Outro dado importante que merece ser levado em conta quando apresentamos o Vasco como representante da luta contra o racismo está na pesquisa realizada por Victor Pereira (Professor Auxiliar na Universidade de Pau et des Pays de L`Adour – França), parte publicada como capítulo do Livro Esporte, Cultura, Nação, Estado – Brasil Portugal – intitulado Futebol português nas Américas, anos 1890-1960 (2014), quando diz que:

“não era propriamente um sentimento antirracista que guiava os dirigentes do Vasco da Gama, por vezes, por influência do pensamento lusotropicalista criado por Gilberto Freire, se escreveu. Era sobretudo a vontade de ganhar, de vencer os clubes das elites que conduzia os dirigentes do Vasco…” (p. 46).

Somada a essa análise, confirmada pela ausência desse debate nos arquivos do clube, temos também a forma instrumental como o clube foi utilizado pela Ditadura de Salazar (Estado Novo – 1933-1974) como representante de uma Portugal que deu certo e representava a vitória da miscigenação levada a cabo pelos portugueses em terras colonizadas.

Além de falso, esse argumento, experimentado à época do Expresso da Vitória (famosa equipe do clube dos anos 50), forjada nas obras Gilberto Freyre, contava com a anuência dos dirigentes do clube. Na verdade, mais do que aprovação, havia um discurso efetivo de defesa da exploração Portuguesa em terras colonizadas.

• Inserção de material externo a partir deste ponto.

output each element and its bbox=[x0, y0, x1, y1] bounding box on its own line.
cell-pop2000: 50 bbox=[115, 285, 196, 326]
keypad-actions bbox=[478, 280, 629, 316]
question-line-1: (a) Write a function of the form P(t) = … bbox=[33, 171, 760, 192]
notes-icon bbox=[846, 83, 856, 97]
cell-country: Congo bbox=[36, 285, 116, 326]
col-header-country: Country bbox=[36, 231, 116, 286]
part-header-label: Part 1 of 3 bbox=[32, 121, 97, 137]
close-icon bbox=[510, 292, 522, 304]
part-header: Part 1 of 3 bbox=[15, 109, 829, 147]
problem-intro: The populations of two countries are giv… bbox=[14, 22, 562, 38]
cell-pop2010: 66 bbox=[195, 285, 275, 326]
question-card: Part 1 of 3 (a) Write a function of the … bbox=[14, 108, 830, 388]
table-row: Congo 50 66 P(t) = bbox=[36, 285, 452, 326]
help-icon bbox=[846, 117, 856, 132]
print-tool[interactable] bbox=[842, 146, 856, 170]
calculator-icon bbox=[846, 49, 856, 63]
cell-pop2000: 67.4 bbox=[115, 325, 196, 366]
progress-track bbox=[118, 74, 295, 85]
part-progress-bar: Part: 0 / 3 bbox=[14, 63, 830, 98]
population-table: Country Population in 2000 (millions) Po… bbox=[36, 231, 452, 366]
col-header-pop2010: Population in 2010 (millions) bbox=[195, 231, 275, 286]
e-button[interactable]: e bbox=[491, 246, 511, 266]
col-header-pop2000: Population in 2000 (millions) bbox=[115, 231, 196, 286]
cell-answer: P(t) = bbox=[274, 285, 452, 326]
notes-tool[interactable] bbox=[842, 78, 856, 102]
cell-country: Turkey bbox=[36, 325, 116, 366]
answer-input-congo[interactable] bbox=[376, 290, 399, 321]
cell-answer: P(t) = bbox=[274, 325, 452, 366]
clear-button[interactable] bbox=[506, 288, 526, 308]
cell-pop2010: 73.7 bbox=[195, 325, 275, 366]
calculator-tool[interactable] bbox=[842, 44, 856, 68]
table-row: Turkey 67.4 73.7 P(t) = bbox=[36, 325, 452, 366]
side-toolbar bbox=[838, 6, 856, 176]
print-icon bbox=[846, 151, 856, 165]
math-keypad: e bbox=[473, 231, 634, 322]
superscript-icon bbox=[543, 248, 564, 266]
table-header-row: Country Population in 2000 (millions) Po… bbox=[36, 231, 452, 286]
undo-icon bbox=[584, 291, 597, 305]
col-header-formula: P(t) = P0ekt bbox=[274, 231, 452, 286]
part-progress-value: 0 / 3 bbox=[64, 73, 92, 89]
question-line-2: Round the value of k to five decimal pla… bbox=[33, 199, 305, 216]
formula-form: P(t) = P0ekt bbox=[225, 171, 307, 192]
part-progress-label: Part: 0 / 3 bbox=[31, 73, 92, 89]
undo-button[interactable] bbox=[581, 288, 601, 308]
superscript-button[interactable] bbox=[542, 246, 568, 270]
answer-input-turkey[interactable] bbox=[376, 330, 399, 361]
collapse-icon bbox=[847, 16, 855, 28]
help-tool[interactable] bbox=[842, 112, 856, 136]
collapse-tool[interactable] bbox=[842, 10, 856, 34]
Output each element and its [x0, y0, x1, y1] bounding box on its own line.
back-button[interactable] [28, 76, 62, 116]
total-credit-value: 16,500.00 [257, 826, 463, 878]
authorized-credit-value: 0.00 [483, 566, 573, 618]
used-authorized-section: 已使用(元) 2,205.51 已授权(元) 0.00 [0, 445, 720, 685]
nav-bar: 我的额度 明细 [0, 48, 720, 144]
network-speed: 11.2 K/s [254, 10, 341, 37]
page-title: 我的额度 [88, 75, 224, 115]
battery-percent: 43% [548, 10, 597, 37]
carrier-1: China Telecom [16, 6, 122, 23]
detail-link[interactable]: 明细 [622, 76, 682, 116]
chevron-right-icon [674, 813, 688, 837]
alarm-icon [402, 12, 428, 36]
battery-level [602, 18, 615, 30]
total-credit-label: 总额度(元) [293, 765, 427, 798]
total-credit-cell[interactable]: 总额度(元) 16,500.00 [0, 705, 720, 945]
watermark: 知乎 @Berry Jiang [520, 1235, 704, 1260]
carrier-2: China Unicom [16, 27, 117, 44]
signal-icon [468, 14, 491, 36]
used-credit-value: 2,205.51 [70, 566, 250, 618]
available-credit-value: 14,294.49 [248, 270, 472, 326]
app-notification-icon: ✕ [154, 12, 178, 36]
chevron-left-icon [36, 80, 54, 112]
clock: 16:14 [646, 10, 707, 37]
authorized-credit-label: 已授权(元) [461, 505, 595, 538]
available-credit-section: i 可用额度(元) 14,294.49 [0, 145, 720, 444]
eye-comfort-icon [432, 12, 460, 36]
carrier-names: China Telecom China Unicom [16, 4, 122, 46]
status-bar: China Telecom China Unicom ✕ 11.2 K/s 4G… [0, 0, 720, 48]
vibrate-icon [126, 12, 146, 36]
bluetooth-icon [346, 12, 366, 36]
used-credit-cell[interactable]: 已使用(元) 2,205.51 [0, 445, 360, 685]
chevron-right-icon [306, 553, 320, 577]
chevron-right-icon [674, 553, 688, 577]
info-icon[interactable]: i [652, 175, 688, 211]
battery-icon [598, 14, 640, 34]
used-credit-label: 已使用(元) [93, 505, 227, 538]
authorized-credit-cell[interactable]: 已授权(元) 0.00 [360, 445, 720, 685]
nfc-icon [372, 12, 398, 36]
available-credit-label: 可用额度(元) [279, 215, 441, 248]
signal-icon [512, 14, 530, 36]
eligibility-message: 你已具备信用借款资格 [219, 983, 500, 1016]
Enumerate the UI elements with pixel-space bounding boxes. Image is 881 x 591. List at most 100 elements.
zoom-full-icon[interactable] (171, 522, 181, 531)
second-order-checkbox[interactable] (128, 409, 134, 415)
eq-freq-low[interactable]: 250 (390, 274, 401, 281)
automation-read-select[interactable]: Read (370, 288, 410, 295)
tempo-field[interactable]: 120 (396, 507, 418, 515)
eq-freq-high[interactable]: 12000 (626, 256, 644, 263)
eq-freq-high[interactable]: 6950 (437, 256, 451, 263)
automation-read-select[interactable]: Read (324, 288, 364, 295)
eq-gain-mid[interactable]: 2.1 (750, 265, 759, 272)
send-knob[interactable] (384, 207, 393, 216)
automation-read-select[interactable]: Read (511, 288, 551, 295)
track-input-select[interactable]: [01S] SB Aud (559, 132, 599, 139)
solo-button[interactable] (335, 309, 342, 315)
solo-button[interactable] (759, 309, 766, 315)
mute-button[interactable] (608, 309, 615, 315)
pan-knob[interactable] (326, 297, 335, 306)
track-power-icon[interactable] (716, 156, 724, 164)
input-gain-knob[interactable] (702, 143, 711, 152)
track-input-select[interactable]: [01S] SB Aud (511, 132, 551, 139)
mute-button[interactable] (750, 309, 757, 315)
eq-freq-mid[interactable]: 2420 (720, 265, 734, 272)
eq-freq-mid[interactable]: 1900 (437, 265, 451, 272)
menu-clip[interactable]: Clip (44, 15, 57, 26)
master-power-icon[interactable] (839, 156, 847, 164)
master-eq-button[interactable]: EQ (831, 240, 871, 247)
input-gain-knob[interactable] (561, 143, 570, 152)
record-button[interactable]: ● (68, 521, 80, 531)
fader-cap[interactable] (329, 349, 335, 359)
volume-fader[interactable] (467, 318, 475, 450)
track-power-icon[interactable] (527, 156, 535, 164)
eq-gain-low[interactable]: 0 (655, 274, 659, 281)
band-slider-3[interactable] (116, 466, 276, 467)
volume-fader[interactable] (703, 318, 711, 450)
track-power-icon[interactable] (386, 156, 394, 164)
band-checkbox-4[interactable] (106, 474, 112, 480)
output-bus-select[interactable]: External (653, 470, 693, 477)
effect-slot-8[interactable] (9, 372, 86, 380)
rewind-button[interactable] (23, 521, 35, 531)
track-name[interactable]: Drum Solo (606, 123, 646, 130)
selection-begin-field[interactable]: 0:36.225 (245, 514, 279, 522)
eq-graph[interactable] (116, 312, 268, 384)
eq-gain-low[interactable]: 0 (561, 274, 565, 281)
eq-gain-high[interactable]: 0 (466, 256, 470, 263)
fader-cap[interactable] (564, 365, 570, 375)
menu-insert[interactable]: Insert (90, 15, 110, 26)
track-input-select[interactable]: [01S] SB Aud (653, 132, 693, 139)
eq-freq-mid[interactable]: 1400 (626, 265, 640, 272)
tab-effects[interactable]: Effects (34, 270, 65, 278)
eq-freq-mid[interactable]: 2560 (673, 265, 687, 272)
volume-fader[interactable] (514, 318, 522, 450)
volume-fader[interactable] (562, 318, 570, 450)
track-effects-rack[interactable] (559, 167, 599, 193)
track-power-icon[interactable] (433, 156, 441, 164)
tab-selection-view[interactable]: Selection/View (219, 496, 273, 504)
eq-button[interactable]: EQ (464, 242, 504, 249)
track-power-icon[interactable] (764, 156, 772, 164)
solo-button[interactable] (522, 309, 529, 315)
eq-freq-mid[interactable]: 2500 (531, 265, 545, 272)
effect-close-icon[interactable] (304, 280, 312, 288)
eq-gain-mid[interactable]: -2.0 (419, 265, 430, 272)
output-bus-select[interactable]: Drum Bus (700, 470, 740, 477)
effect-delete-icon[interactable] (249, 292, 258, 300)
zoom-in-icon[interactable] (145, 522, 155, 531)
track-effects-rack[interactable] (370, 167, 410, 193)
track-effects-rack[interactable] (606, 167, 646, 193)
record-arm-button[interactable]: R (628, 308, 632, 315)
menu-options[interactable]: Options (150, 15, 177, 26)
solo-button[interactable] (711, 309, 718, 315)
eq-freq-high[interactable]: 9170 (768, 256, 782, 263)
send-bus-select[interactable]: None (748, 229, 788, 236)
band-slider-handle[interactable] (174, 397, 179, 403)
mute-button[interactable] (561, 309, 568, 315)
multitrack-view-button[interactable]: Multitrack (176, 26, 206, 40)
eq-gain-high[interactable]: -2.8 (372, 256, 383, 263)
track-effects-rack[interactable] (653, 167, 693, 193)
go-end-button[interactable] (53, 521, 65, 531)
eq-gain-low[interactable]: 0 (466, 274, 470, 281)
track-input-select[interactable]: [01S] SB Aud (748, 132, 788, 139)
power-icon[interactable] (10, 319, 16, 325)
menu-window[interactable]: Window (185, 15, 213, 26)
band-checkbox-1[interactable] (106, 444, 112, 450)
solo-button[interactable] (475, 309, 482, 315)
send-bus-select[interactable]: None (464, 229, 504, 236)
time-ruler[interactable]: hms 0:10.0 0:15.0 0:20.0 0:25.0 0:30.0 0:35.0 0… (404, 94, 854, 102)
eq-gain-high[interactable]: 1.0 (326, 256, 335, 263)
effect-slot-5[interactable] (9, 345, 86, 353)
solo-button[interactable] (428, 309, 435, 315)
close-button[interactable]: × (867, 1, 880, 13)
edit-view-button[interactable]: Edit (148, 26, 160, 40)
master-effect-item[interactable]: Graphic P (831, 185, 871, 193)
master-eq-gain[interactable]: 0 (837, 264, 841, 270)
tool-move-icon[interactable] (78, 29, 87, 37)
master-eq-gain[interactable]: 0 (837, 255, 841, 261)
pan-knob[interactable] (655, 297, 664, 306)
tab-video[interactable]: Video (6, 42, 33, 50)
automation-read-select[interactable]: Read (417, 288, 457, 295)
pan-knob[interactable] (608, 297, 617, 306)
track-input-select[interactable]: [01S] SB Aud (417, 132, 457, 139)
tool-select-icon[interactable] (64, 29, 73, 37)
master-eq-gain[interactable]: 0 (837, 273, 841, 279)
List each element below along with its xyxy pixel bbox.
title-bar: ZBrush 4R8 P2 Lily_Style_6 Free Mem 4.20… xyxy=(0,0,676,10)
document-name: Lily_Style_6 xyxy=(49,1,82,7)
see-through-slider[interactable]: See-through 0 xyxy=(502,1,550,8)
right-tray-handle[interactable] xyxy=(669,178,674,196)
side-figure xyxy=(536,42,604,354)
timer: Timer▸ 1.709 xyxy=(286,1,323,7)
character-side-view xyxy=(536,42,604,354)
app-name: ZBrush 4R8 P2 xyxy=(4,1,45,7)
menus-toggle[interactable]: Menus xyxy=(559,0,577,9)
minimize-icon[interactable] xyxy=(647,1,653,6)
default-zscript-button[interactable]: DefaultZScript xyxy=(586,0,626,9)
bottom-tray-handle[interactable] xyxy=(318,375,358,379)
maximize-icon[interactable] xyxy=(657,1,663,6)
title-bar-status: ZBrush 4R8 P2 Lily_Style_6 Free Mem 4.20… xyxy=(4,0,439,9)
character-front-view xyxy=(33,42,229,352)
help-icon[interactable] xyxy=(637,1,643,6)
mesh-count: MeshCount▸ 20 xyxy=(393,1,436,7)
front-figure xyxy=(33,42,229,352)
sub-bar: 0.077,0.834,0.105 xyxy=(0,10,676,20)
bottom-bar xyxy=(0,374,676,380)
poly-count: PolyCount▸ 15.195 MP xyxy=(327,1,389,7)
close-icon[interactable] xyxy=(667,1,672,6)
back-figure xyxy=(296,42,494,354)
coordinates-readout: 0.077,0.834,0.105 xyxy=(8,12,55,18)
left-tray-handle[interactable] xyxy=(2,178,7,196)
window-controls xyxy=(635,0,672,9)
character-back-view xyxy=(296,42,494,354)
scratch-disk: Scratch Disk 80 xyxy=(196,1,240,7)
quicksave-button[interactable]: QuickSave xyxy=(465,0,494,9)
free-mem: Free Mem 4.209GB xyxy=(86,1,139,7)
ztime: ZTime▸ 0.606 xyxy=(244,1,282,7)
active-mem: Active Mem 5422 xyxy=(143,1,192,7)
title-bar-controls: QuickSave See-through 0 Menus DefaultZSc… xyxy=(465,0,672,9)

Como exemplo, podemos destacar a defesa do processo exploratório de Portugal na África e, principalmente, quando estes mesmos dirigentes, em 1954, defendem a soberania lusa na Índia (2014, p.51). Ou seja, não havia, como não há, uma luta contra o racismo, contra exploração da população negra ou qualquer que seja ação contra esse movimento.

Mesmo com tudo isso, vale ressaltar que o fato do Vasco ter saído da principal Liga de futebol à época foi importante para o aprofundamento das tensões entre os clubes da elite carioca, da mesma forma que colocou em pauta, mais uma vez, a questão do negro no futebol, ainda que de forma secundária. No entanto, a questão não revela nenhuma disposição do clube em lutar pela comunidade negra, ou mesmo apresentar aproximações que pudessem gerar transformações para essa parte da população.

Enfim, A história do racismo no futebol, assim como a história do negro, ainda tem muito pra avançar. A história vive em movimento e esse post é apenas parte desse caminho. Novos desdobramentos de pesquisas realizadas podem, doravante, me fazer voltar atrás em parte ou no todo desses novos escritos. Por enquanto, aponto para essas conclusões.

Bibliografia

PEREIRA, Victor. Futebol português nas Américas, anos 1890-1960. in: MELO, Victor Andrade de, PERES, Fabio de Faria, DRUMOND, Maurício. 1 ed – Rio de Janeiro: 7 Letras, 2014.